9. Tomatoes, Potatoes, Cucumbers, Peaches, Yellow Squash, Zucchini, Okra and Purple Hull Peas vs.

Maters and taters and other southern spellings - From 9 Things that Mean Something Different in the South

Sometimes things are just simpler in the south–and that’s just the way we like it!

We realize things operate a little differently down here, but we wouldn’t want it any other way. Proud of our traditions and our roots, we are Southern to the core. With every “y’all” and “fixin’ to” comes an “excuse me” and a “yes mam.” Doors are still opened for ladies down here, and we believe in tippin’ our hats when we say hello.
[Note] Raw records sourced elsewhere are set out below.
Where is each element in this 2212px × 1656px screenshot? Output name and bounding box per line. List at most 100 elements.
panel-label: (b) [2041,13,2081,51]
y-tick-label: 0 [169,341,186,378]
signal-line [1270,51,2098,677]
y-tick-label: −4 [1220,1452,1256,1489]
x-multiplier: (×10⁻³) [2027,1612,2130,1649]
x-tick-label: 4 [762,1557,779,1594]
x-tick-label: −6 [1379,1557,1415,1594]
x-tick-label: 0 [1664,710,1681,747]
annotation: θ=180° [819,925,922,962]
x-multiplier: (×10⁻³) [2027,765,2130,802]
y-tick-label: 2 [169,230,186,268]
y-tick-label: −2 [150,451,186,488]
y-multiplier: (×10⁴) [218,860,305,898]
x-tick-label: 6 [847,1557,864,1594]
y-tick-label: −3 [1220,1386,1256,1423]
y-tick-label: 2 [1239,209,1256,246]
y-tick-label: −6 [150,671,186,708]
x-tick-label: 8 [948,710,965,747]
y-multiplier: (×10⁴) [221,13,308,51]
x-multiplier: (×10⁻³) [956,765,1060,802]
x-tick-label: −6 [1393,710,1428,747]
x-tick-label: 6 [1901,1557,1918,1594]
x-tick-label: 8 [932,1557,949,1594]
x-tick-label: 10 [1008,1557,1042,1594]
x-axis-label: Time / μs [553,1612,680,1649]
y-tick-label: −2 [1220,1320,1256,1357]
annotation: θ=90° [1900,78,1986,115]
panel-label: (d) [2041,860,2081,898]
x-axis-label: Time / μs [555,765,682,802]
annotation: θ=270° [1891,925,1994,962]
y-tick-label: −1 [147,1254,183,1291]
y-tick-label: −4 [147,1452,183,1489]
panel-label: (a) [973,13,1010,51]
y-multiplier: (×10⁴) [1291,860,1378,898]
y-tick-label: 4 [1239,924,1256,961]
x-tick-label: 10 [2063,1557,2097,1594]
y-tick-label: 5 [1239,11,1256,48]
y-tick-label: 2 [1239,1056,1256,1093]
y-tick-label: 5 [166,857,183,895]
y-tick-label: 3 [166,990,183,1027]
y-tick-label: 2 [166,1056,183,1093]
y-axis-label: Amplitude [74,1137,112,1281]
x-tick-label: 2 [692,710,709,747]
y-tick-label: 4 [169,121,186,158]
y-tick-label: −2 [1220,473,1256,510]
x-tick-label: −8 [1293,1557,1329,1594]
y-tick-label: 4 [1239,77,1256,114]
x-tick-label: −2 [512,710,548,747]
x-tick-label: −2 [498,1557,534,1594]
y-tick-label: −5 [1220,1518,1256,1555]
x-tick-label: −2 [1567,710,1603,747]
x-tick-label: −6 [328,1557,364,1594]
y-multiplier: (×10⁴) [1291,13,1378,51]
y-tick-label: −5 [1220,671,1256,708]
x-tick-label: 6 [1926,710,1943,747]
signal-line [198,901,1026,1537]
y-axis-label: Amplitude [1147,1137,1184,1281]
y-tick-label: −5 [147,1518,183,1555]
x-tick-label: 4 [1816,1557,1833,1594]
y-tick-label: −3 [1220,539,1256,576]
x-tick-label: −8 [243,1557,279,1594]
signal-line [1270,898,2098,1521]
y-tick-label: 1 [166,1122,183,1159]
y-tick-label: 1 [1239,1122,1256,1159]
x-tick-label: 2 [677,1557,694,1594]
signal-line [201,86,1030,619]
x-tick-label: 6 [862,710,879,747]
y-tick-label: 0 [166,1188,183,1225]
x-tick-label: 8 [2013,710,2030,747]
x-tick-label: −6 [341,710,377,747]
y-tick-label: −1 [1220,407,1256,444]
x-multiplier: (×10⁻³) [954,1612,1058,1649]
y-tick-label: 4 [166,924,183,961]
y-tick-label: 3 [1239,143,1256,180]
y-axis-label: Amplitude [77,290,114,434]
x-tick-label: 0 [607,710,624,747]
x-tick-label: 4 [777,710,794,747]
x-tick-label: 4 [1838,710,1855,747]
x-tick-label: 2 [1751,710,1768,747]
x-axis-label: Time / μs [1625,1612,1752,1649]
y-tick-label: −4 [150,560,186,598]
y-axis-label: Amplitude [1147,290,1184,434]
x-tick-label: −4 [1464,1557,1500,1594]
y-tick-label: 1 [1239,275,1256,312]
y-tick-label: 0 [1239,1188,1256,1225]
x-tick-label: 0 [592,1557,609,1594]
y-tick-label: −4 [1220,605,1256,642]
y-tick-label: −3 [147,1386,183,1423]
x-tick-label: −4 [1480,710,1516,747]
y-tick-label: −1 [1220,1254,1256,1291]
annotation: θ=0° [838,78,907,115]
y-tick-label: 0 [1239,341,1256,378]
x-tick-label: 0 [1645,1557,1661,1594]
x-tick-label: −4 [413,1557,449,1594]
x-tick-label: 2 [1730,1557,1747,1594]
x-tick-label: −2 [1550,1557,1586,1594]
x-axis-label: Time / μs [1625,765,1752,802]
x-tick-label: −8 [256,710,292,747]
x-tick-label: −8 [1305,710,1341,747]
Nights are spent chasing lightnin’ bugs (not fireflies) and though Dr. Pepper is often mandatory, shoes rarely are. We believe in hospitality, in courtesy and in mindin’ our manners. “Ain’t” is most definitely a word and the chicken will almost always be deep fried. We love porch sittin’ and talkin’ to our neighbors. We wave, say hello, and teach our children to respect their elders.  As soon as you set foot on Southern soil, you’re transported to a time when people spoke kindly and spoke often.

The south is a special place. If you’re lucky enough to be one of us, we tip our hats to you. If you’ve never had the privilege of comin’ down, then come and see us. You may come a stranger, but you can only leave the South a friend!